The leaves are changing

I now refer to two distinct time periods of my life – pre yoga school Sena and post yoga school. Through the process of completing my yoga teacher training this past spring I’ve gone through what sometimes feels like a 180 degree shift in a lot of my beliefs and actions.  The person I was before yoga school is not who I am now. I don’t have the same interests, I don’t do the same activities, I don’t eat the same food, and I don’t listen to the same music.

Why am I telling you this? Because I believe in change. I believe to truly discover our purpose in this lifetime we need to try things. Then, more importantly let go of them. Let go of identities – that partier you were in college doesn’t need to follow you into your 30’s. That person who was super invested in becoming a doctor, lawyer, VP, doesn’t have to stay with you for the rest of your life. That’s not to say it can’t or it shouldn’t as we all have our own paths, but we so often settle into who we think we are that we forget to keep exploring ourselves. Exploring our interests, seeing what has changed since you were 15 – what are you really interested in? When do you find yourself feeling truly free, alive? Now that you’re in a new city, new environment, what have you found yourself letting go of? Starting with those simple inquiries can open up an entire world of you that you had no idea was there.

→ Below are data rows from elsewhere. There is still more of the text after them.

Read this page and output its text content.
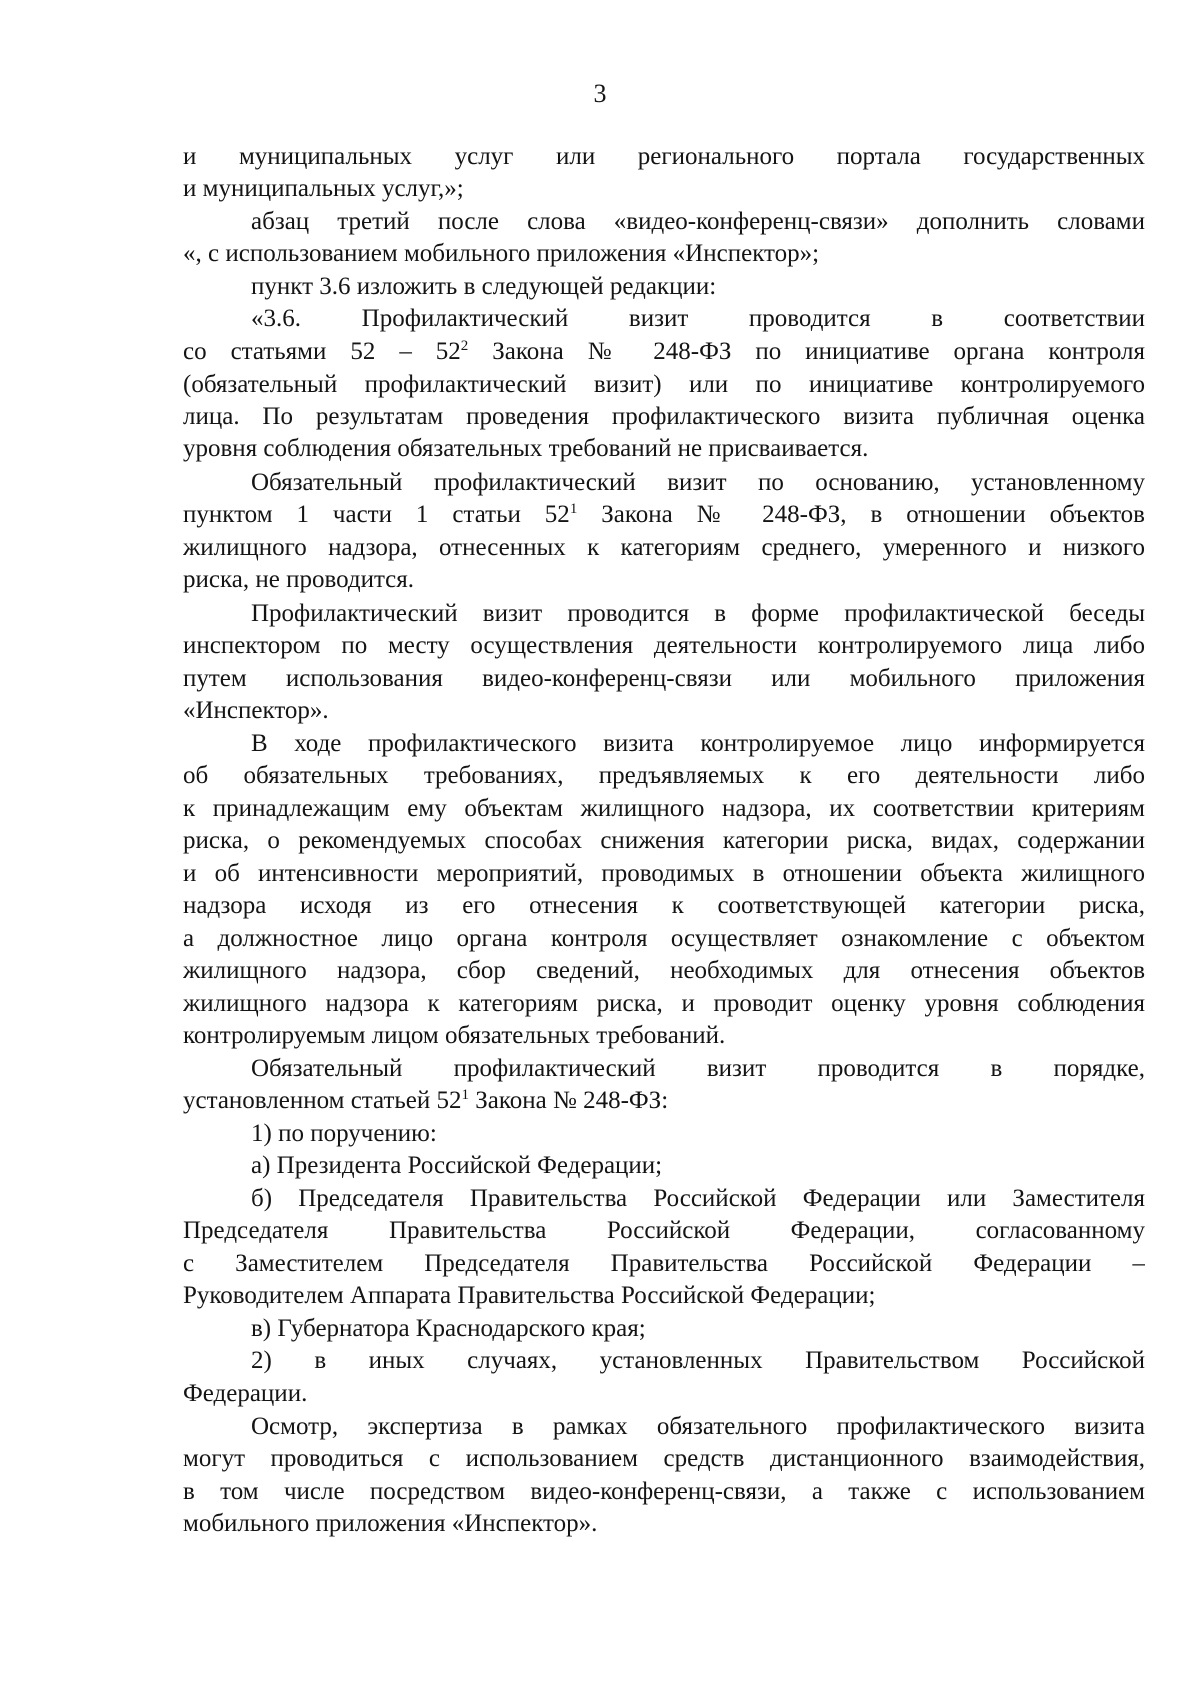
3
и муниципальных услуг или регионального портала государственных
и муниципальных услуг,»;
абзац третий после слова «видео-конференц-связи» дополнить словами
«, с использованием мобильного приложения «Инспектор»;
пункт 3.6 изложить в следующей редакции:
«3.6. Профилактический визит проводится в соответствии
со статьями $52 - 52^2$ Закона № 248-ФЗ по инициативе органа контроля
(обязательный профилактический визит) или по инициативе контролируемого
лица. По результатам проведения профилактического визита публичная оценка
уровня соблюдения обязательных требований не присваивается.
Обязательный профилактический визит по основанию, установленному
пунктом 1 части 1 статьи $52^1$ Закона № 248-ФЗ, в отношении объектов
жилищного надзора, отнесенных к категориям среднего, умеренного и низкого
риска, не проводится.
Профилактический визит проводится в форме профилактической беседы
инспектором по месту осуществления деятельности контролируемого лица либо
путем использования видео-конференц-связи или мобильного приложения
«Инспектор».
В ходе профилактического визита контролируемое лицо информируется
об обязательных требованиях, предъявляемых к его деятельности либо
к принадлежащим ему объектам жилищного надзора, их соответствии критериям
риска, о рекомендуемых способах снижения категории риска, видах, содержании
и об интенсивности мероприятий, проводимых в отношении объекта жилищного
надзора исходя из его отнесения к соответствующей категории риска,
а должностное лицо органа контроля осуществляет ознакомление с объектом
жилищного надзора, сбор сведений, необходимых для отнесения объектов
жилищного надзора к категориям риска, и проводит оценку уровня соблюдения
контролируемым лицом обязательных требований.
Обязательный профилактический визит проводится в порядке,
установленном статьей $52^1$ Закона № 248-ФЗ:
1) по поручению:
а) Президента Российской Федерации;
б) Председателя Правительства Российской Федерации или Заместителя
Председателя Правительства Российской Федерации, согласованному
с Заместителем Председателя Правительства Российской Федерации –
Руководителем Аппарата Правительства Российской Федерации;
в) Губернатора Краснодарского края;
2) в иных случаях, установленных Правительством Российской
Федерации.
Осмотр, экспертиза в рамках обязательного профилактического визита
могут проводиться с использованием средств дистанционного взаимодействия,
в том числе посредством видео-конференц-связи, а также с использованием
мобильного приложения «Инспектор».
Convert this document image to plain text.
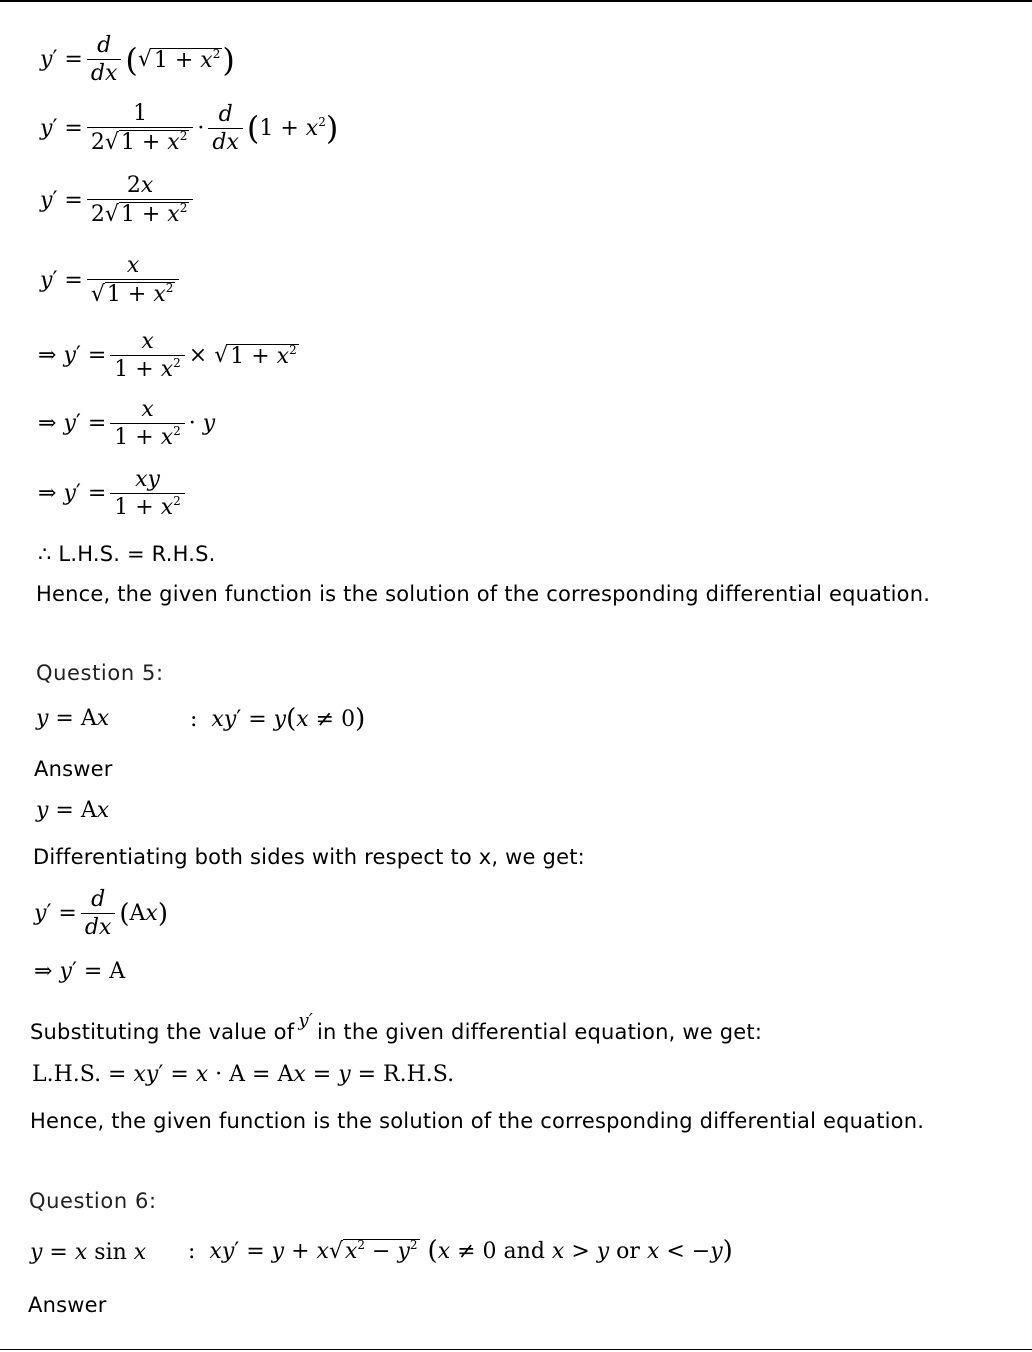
$y' = \frac{d}{dx}$ ( √ $1 + x^2$ )
$y' = \frac{1}{2√1 + x^2} \cdot \frac{d}{dx}$ ( $1 + x^2$ )
$y' = \frac{2x}{2√1 + x^2}$
$y' = \frac{x}{√1 + x^2}$
⇒ $y' = \frac{x}{1 + x^2}$ × √ $1 + x^2$
⇒ $y' = \frac{x}{1 + x^2} \cdot y$
⇒ $y' = \frac{xy}{1 + x^2}$
∴ L.H.S. = R.H.S.
Hence, the given function is the solution of the corresponding differential equation.
Question 5:
y = Ax	:  xy′ = y ( x ≠ 0 )
Answer
y = Ax
Differentiating both sides with respect to x, we get:
$y' = \frac{d}{dx}$ ( Ax )
⇒ y′ = A
Substituting the value of y′ in the given differential equation, we get:
L.H.S. = xy′ = x · A = Ax = y = R.H.S.
Hence, the given function is the solution of the corresponding differential equation.
Question 6:
y = x sin x :  xy′ = y + x√ $x^2 - y^2$ ( x ≠ 0 and x > y or x < −y )
Answer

Starting with those simple inquiries can open up an entire world of you that you had no idea was there.

You need to let go of the old things that no longer serve you in order to make room for the new. This is tough. This may mean you spend less time with certain friends, people may *gasp* notice that you are different now. They may make a comment about it. To you. And you may have to respond. (!)

And then – you realize, that people still do accept you. True friends will still be true friends. The important things in your life will stay. The things that no longer serve you, whether it be relationships, things, careers, will fade.

Everything changes around us. The leaves, the air, the people, the weather, the buildings, the dirt, every.thing. I encourage you to embrace that change within yourself. See what’s happening in there. Spend some time in the bathtub, for god’s sake, with some candles, some eucalyptus sea salts, maybe even some bubble bath, and tea. Tea is critical to any process of self discovery.

By letting go of the old, I’ve found a new, more fulfilling life. I give so much more. I teach yoga. Like, I fucking teach people yoga, like a yoga teacher, in front of a room, using my words, my body to guide people through an hour long class. I’ve taught people to stand on their heads. I still can’t believe it, sometimes.

I’m gentle with myself, I know how to read my body and mind more, I’m so much less stressed, I meditate. I switched jobs, and carved out flexibility that allows me more time to work on me; time for this self exploration. I sing more, I dance more, I write more, I’ve found a new world.

At the same time, I’m still me. I have the same parents, most of the same friends, with some new amazing ones I’ve become close with, my taste in music has changed but I still love my Spotify like no other. I’m happy. I’m calmer.

I notice the leaves and the trees. I notice that everyone around me is looking for happiness, just like me.  

Our deepest fear is not that we are inadequate. Our deepest fear is that we are powerful beyond measure. It is our light, not our darkness that most frightens us. We ask ourselves, who am I to be brilliant, gorgeous, talented, fabulous? Actually, who are you not to be?